Writing Consultant Training Activity Descriptions

Posted: December 10, 2013 in Pedagogy, Writing Center

Arranged Alphabetically

Article Response: 1 page double spaced, contain name and author of article, brief summary of main points, and a response relaying how the article made you think about tutoring practices.

Blog: Your 500-word posts will respond to the question/s listed on the schedule. When responding to a blog, be courteous and thorough.

Blog Presentation: No more than 5 minutes, informal presentation going over the highlights of what you’ve learned this semester, may be in any format…be creative

Debate: 2 sides; 1 show down. Are you for or against? There is no middle ground. This is ACADEMIA!

Fieldwork: General laundry list of things to do outside of class.

Final Essay: 2-3 page paper explaining why you think you’d make an excellent writing consultant (or…not).
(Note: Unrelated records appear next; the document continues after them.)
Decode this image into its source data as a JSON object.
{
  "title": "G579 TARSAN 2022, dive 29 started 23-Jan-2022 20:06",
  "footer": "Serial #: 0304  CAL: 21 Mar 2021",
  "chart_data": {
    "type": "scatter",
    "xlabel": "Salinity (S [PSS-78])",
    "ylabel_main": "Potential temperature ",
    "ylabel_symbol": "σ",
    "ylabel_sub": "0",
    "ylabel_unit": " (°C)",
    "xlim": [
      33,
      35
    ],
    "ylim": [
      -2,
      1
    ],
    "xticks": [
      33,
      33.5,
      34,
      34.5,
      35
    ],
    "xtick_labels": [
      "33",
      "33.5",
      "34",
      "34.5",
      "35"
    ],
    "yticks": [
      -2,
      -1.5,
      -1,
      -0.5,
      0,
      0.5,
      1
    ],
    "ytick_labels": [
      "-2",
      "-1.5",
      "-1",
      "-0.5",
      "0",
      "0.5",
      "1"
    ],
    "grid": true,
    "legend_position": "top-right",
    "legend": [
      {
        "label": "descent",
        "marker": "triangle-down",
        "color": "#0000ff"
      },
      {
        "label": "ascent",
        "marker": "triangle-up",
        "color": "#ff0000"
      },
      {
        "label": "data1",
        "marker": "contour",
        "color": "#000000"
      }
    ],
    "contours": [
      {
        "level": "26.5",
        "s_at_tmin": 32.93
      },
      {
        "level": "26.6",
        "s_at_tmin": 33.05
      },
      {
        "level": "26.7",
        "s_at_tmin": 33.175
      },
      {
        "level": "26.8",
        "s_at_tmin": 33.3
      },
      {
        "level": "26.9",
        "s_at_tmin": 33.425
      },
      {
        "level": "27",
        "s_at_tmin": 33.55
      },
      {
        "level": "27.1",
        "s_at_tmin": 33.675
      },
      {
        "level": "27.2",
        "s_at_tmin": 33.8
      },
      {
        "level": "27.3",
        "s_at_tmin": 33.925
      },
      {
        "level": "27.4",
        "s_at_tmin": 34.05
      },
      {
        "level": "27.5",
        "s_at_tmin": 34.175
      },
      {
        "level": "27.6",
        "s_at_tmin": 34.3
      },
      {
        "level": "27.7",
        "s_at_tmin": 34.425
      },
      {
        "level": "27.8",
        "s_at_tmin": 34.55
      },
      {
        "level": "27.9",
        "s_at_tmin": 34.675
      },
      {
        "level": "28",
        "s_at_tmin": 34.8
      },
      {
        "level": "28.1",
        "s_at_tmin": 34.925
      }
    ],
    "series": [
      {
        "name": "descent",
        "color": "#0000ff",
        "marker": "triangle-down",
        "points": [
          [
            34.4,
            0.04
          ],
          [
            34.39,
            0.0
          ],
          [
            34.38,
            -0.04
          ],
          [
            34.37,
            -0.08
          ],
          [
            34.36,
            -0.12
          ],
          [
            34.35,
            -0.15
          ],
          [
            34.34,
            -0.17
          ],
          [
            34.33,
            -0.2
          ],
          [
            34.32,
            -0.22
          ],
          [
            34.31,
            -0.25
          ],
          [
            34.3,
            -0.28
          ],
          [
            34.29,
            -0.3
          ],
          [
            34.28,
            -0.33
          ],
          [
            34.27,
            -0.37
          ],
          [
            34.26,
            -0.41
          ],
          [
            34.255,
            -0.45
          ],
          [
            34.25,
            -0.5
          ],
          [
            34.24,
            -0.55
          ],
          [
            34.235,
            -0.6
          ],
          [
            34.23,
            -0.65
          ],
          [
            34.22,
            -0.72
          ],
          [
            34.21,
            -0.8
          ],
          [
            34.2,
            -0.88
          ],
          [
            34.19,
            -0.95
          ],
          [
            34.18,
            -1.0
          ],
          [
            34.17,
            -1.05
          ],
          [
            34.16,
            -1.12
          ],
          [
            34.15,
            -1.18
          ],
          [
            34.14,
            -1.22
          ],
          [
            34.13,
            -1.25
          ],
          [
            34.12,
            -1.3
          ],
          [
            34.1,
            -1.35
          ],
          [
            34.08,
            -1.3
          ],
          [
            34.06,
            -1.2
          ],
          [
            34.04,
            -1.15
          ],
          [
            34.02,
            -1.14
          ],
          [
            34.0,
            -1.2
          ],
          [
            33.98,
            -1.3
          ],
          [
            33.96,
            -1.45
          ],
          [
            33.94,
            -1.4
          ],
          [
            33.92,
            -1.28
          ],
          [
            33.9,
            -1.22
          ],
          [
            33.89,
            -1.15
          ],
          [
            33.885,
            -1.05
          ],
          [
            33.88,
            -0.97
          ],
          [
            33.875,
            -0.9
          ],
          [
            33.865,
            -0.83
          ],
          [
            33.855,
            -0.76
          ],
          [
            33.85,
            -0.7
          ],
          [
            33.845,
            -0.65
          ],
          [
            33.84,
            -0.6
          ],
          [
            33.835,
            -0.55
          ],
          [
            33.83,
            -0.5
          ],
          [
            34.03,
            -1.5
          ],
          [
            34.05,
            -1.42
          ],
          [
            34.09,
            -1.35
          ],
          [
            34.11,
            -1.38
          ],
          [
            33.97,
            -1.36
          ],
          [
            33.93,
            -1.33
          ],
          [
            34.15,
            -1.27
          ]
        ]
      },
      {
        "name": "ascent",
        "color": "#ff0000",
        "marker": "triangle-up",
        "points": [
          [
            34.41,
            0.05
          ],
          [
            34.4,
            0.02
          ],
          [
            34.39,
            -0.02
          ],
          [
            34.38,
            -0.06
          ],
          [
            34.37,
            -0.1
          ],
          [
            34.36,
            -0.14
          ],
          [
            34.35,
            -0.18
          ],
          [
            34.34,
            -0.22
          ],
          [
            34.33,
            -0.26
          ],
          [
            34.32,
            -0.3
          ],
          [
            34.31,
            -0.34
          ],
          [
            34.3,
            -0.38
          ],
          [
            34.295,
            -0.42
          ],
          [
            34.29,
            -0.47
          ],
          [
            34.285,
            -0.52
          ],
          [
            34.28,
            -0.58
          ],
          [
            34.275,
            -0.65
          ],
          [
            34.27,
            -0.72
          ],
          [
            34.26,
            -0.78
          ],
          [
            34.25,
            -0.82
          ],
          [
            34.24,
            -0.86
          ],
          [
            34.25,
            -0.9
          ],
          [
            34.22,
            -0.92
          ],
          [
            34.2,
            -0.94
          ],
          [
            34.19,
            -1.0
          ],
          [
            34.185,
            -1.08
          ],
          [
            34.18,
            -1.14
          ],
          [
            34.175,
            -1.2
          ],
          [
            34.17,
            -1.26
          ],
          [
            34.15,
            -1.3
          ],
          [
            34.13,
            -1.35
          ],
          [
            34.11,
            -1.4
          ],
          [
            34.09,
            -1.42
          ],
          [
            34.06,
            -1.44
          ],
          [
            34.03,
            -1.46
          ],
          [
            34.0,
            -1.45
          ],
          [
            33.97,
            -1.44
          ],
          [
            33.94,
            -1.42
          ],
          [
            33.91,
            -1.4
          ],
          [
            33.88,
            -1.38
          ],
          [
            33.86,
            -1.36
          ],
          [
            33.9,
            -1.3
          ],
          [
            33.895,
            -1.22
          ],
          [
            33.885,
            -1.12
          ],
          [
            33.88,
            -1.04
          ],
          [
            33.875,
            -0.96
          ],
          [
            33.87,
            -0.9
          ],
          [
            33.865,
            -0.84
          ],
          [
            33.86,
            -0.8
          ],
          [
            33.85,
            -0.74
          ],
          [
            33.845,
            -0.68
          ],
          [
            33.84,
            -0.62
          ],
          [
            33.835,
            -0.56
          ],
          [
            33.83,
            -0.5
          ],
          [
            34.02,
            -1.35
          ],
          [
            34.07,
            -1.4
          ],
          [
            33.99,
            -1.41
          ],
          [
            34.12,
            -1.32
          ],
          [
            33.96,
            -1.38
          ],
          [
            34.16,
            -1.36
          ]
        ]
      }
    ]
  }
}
Include content from EVERYWHERE and EVERYTHING we’ve learned this semester to support your argument. Be creative, convincing, and concise

Final Oral Commentary: You will be supplied with the scenario of an unmotivated student who comes in with an assignment sheet for a literacy narrative and a laptop. The student is starting from scratch. You have 20 minutes to set goals and successfully tackle one of them. Sound easy? Here’s the catch. The student is one of the following:

  • Learning disabled
  • From Japan and only knows some conversational English
  • Wants to use the session to bash the professor
  • Experiencing writer’s block
  • A procrastinator—the paper is due the next day
  • A nontraditional student
  • Exhibits composition-phobia
  • Just wants the grammar checked, but there are serious flaws with organization

Jigsaw: Reading is assigned during class. A small group becomes an “expert” on one section, creates a visual aide, and presents information to the class.

Lecture Participation: Be actively involved; may be asked to take notes for the class, be able to summarize discussion and apply it to learning goals; use “I would” statements rather than “you should” when talking about best practices; admit when you don’t know something.

Literacy Narrative: Assignment posted on Blackboard.

Open Discussion Day: Topics you choose; discussions you want!

Oral Commentary: Practice the first five minutes of a tutoring session with a partner. Set goals for addressing a literacy narrative assignment for 5 minutes. Instructor and partner will assess your performance.

Panel Discussion: Work with 3-4 assigned group members; address the tutoring scenario of an unmotivated student by looking through the less the instructor provides; gather resources (those provided and researched) and post to blog prior to presenting. Form a cohesive, interactive, insightful 30 minute presentation. You will be assessing your partners’ participation and they yours. The class and the instructor will be assessing your panel as a whole.

Patchwork Quilt: Hands-on creative project involving markers, crayons, chalk, and construction paper (instead of patches)

Prezi: Kind of like a PowerPoint but awesomer (yes that is now a word). If you’ve never used this program, consult the “How To” video before asking me. Be sure to post to your blog!

Scenarios/Concerns: Scenarios consist of made-up tutoring situations; concerns will cover various topics as they arise from your tutoring observations/sessions; you will be graded by sticky notes—must have four sticky notes (signifying four worthwhile/meaningful contributions) to get full credit.

Speed Dating: Reading is done outside of class. Notes are typed and a hard copy brought. Small groups work together to combine knowledge and to create a “dating slogan” (i.e. a key idea from the assigned text). Individuals speedily mingle with members of the class.

Tutoring Reflections (Observation): must not refer to tutor or student by name, use “I would” statements, try to see where theory/philosophy comes into the session, total 250 words.

Tutoring Reflections (Self): same as above with the addition that you must assess your own strengths/weaknesses/concerns/comprehensions

Webcast: 3-5 minute video with voice over, text, pictures, music, etc. Spoken dialogue must equate to 500 words, which you will turn in. Be sure to post to your blog!

Written Commentary: You will be provided with a former student’s literacy narrative. Consider HOCs & LOCs as you comment on the word choice, style, content organization, clarity, and grammar. Assess whether this is an A, B, C, D, or F paper.